Drawing with removed subject (2011) – excerpt
HD video with sound
9m 40s, dimensions variable
In the prominent eye tracking studies of Russian psychologist, Alfred L. Yarbus, a suction based device was affixed directly to the eyes of the participants. The device incorporated a mirror which––as the viewers eyes moved across an image––reflected a corresponding path of light onto paper with a photosensitive surface. For a subject image, Yarbus used Unexpected Return (1884-1888), a painting by Russian realist, Ilya Repin, which depicts the homecoming of a Russian revolutionary and the resulting interaction between his family members. Yarbus’ studies were first translated from Russian to English in the book Eye Movements and Vision (Plenum Press, New York 1967).
Taking this survey as its starting point, in a eye tracking research lab, I replicated a study which Yarbus had carried out – conducting a 25 second “free examination” of the same subject image. I exported the resulting scan path, consisting of a series of fixation points in numeric sequence.
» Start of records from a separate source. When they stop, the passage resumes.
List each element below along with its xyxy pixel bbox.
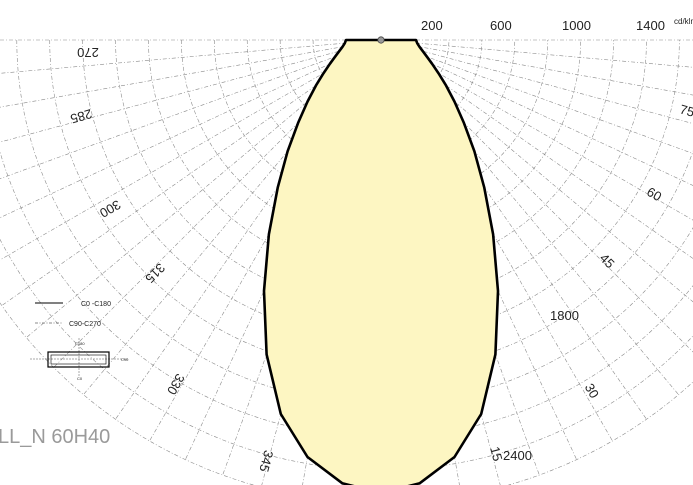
angle-label: 15 bbox=[487, 445, 505, 463]
curve-fill-area bbox=[264, 40, 498, 485]
angle-label: 345 bbox=[256, 449, 276, 474]
intensity-curves bbox=[262, 36, 500, 485]
grid-radial bbox=[414, 48, 693, 124]
grid-arc bbox=[49, 39, 693, 372]
angle-label: 45 bbox=[597, 250, 618, 271]
legend-item-c0-c180: C0 -C180 bbox=[81, 301, 111, 308]
grid-arc bbox=[181, 39, 581, 240]
curve-c0-c180 bbox=[262, 38, 500, 485]
grid-radial bbox=[149, 70, 364, 442]
grid-radial bbox=[403, 66, 679, 395]
radial-tick-label: 1400 bbox=[636, 18, 665, 33]
legend: C0 -C180 C90-C270 bbox=[35, 301, 111, 328]
grid-radial bbox=[398, 70, 613, 442]
grid-arc bbox=[16, 39, 693, 405]
grid-radial bbox=[412, 54, 693, 186]
grid-radial bbox=[0, 45, 347, 108]
unit-label: cd/klm bbox=[674, 17, 693, 26]
angle-label: 270 bbox=[77, 45, 99, 60]
radial-tick-label: 1000 bbox=[562, 18, 591, 33]
symbol-label-c180: C180 bbox=[75, 341, 85, 346]
grid-radial bbox=[405, 64, 693, 353]
angle-label: 285 bbox=[69, 106, 94, 126]
product-label: LL_N 60H40 bbox=[0, 426, 111, 448]
radial-tick-label: 200 bbox=[421, 18, 443, 33]
grid-radial bbox=[53, 64, 357, 368]
grid-radial bbox=[415, 45, 693, 96]
grid-radial bbox=[415, 42, 693, 68]
grid-radial bbox=[0, 54, 350, 218]
radial-tick-label: 600 bbox=[490, 18, 512, 33]
angle-label: 75 bbox=[678, 102, 693, 120]
symbol-label-c0: C0 bbox=[77, 376, 83, 381]
angle-label: 30 bbox=[582, 381, 602, 401]
grid-radial bbox=[0, 51, 349, 179]
angle-label: 315 bbox=[142, 260, 168, 286]
legend-item-c90-c270: C90-C270 bbox=[69, 321, 101, 328]
grid-arc bbox=[279, 39, 483, 142]
grid-radial bbox=[400, 68, 647, 420]
grid-radial bbox=[83, 66, 359, 395]
pole-marker bbox=[377, 36, 385, 44]
grid-radial bbox=[115, 68, 362, 420]
grid-radial bbox=[411, 57, 693, 221]
grid-radial bbox=[1, 59, 353, 306]
grid-arc bbox=[312, 39, 450, 109]
grid-radial bbox=[413, 51, 693, 154]
grid-radial bbox=[0, 48, 348, 143]
radial-tick-label: 2400 bbox=[503, 448, 532, 463]
grid-radial bbox=[0, 42, 347, 74]
radial-tick-label: 1800 bbox=[550, 308, 579, 323]
grid-radial bbox=[0, 57, 351, 261]
angle-label: 60 bbox=[644, 184, 664, 204]
luminaire-symbol-icon: C180 C90 C0 bbox=[30, 338, 129, 381]
grid-radial bbox=[407, 62, 693, 303]
symbol-label-c90: C90 bbox=[121, 357, 129, 362]
axis-labels: 200 600 1000 140018002400270285300315330345… bbox=[69, 18, 693, 474]
grid-radial bbox=[26, 62, 355, 338]
grid-radial bbox=[409, 59, 693, 259]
Using 50 gallons of a specially prepared black concentrate, an ice rink measuring 200 x 85 feet was painted opaque black. The surface was then sealed to a reflective finish with a 25mm layer of ice. Guide points of the scan path were plotted sequentially on the ice using fine white paint, in the form of directional arrows, each with a corresponding number. Over the previous months I had rehearsed a series of choreographed moves with a figure skater, who paced out the sequence in preparation for what had to be a single take, shot from 40 feet above. The figure skater then skated the scan path sequence. The result is a version of the 25 second eye tracking study slowed down to the natural pace of the figure skater, without presence of the subject image.
The sound in the video comes from contact microphones, placed directly on the ice, and an air conditioning unit, audible from ambient sound which was also recorded.